Дрожь, подобно току, прошла по телу Саткынбая. Вспомнив инструктаж, он не совсем уверенно пробормотал:
— Я познакомился с ним в сорок первом году, на фронте. Потом мы потеряли друг друга, договорились встретиться... Я только демобилизовался... Брат ваш тогда был...
— Был да сплыл, и слушать о нем ничего я не хочу, — оборвал паренек.
Саткынбай остался доволен, что дешево отделался.
Вот и все. Все ширматы, файзуллы, дражниковы перестали существовать. Саткынбай почувствовал, что очутился в пустыне, где невозможно найти ни приюта, ни точки опоры, где нечего рассчитывать на чью-либо помощь, поддержку.

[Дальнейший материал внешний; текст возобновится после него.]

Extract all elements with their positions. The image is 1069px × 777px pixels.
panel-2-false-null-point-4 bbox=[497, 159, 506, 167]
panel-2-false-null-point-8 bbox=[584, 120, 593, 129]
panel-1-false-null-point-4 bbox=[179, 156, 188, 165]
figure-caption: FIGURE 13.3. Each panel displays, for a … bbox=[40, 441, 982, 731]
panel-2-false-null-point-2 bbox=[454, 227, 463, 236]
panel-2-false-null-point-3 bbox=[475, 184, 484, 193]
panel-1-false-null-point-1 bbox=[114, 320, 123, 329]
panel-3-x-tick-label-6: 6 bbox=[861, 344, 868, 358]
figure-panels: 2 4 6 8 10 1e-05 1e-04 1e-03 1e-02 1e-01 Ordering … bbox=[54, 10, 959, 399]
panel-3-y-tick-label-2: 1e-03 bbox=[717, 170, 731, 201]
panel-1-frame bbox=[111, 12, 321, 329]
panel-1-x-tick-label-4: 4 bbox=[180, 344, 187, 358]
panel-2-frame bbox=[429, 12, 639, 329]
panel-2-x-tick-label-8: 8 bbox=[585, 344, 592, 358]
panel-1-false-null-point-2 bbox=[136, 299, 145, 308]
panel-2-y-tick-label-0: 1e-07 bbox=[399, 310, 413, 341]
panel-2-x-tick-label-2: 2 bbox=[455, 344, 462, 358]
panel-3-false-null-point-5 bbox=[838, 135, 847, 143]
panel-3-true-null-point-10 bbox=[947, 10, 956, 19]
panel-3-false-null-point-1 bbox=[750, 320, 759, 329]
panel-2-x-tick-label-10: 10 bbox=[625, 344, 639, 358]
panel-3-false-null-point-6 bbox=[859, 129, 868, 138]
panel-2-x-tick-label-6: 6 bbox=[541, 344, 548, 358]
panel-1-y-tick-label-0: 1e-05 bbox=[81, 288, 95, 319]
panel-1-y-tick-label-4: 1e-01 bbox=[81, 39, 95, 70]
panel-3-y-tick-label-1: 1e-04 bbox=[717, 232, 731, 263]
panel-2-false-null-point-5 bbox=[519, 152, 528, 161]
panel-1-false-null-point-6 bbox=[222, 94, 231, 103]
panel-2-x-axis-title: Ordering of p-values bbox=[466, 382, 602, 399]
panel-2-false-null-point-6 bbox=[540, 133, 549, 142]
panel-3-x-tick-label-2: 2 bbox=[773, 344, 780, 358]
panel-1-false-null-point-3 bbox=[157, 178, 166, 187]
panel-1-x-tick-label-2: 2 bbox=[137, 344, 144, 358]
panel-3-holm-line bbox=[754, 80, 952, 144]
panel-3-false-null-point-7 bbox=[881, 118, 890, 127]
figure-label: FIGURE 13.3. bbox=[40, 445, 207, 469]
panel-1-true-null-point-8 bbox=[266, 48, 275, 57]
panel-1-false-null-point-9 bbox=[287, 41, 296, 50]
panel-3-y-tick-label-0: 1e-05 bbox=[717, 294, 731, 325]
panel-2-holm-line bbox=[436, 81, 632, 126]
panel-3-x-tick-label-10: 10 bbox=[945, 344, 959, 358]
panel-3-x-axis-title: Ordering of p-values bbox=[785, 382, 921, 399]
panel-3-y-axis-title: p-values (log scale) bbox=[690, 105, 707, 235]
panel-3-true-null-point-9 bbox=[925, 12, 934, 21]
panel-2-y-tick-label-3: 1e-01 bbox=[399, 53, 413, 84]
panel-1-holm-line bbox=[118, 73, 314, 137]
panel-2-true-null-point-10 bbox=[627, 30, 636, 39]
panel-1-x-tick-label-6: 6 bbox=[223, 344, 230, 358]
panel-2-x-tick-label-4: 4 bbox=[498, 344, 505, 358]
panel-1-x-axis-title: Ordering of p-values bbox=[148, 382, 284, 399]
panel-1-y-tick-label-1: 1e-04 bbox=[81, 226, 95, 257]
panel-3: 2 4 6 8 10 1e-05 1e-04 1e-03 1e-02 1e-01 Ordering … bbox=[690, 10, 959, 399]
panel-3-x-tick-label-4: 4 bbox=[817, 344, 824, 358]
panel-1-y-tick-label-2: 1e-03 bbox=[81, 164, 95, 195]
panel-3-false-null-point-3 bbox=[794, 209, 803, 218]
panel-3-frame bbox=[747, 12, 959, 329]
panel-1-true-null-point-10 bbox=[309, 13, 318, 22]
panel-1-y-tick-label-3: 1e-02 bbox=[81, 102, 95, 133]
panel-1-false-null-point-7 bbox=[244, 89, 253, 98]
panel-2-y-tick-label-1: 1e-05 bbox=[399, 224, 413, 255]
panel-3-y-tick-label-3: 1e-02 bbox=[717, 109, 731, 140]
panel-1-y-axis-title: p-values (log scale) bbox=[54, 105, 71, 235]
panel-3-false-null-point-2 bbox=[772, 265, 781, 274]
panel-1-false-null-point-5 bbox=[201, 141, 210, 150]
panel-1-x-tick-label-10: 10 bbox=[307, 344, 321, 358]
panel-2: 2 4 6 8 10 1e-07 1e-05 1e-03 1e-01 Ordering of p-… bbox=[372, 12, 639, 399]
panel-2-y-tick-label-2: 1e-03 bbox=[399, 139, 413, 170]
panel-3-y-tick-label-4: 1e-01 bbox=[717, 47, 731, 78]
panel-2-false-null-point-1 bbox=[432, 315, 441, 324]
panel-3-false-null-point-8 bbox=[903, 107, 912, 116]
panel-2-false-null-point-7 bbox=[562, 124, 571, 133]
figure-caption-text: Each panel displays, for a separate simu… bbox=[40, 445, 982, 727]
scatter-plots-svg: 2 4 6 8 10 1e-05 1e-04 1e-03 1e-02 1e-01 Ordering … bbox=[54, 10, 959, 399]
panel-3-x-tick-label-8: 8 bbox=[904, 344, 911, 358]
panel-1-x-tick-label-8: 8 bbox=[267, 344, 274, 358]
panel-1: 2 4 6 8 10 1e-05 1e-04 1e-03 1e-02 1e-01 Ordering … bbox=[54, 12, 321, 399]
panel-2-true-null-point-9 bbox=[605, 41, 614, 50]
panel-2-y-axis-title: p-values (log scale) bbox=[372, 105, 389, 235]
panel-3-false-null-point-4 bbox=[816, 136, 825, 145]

И если бы на пятый день он не наткнулся на Абдукарима, трудно сказать, остался ли бы он в городе.
И только Абдукарим, которого Саткынбай узнал в годы войны на оккупированной фашистами территории, протянул ему руку помощи.
С той поры прошло без малого три года. Абдукарим поселил Саткынбая в доме своей старухи-матери, где он жил и сам. Саткынбай успокоился. Деньги, выданные Юргенсом, у него еще не иссякли, а через семь месяцев, хотя и не без труда, Саткынбаю удалось получить работу продавца в промтоварном магазине.
Через открытое окно лилась вечерняя прохлада, мерно и монотонно тикали большие стенные часы.
— Вам описать его внешность? — спросил Никита Родионович.
— Нет, благодарю, я уже имею представление, — предупредил его майор. — Меня интересуют поведение Саткынбая, сама беседа.
Ожогин подробно, стараясь не упустить ни одной фразы, воспроизвел беседу с неожиданным гостем.
— Я хотел проследить, куда он пойдет, но не решился, — добавил он в заключение.
— Правильно поступили, — прервал его Шарафов. — Делайте только то, чего нельзя не делать, отвечайте на вопросы, на которые нельзя не отвечать. А дальше будет видно.
«Ну, хорошо, — рассуждал Никита Родионович, — автором письма является Саткынбай или Ульмас Ибрагимов, доказательств больше никаких не требуется. Саткынбай сам назвал себя, и не верить ему нет оснований». Но теперь возник другой вопрос: кто стоит над ним, кто руководит им, кто собирается повидать его, Ожогина.
Саткынбай сказал ясно и недвусмысленно, что команда исходит от другого человека, имени которого он назвать не мог.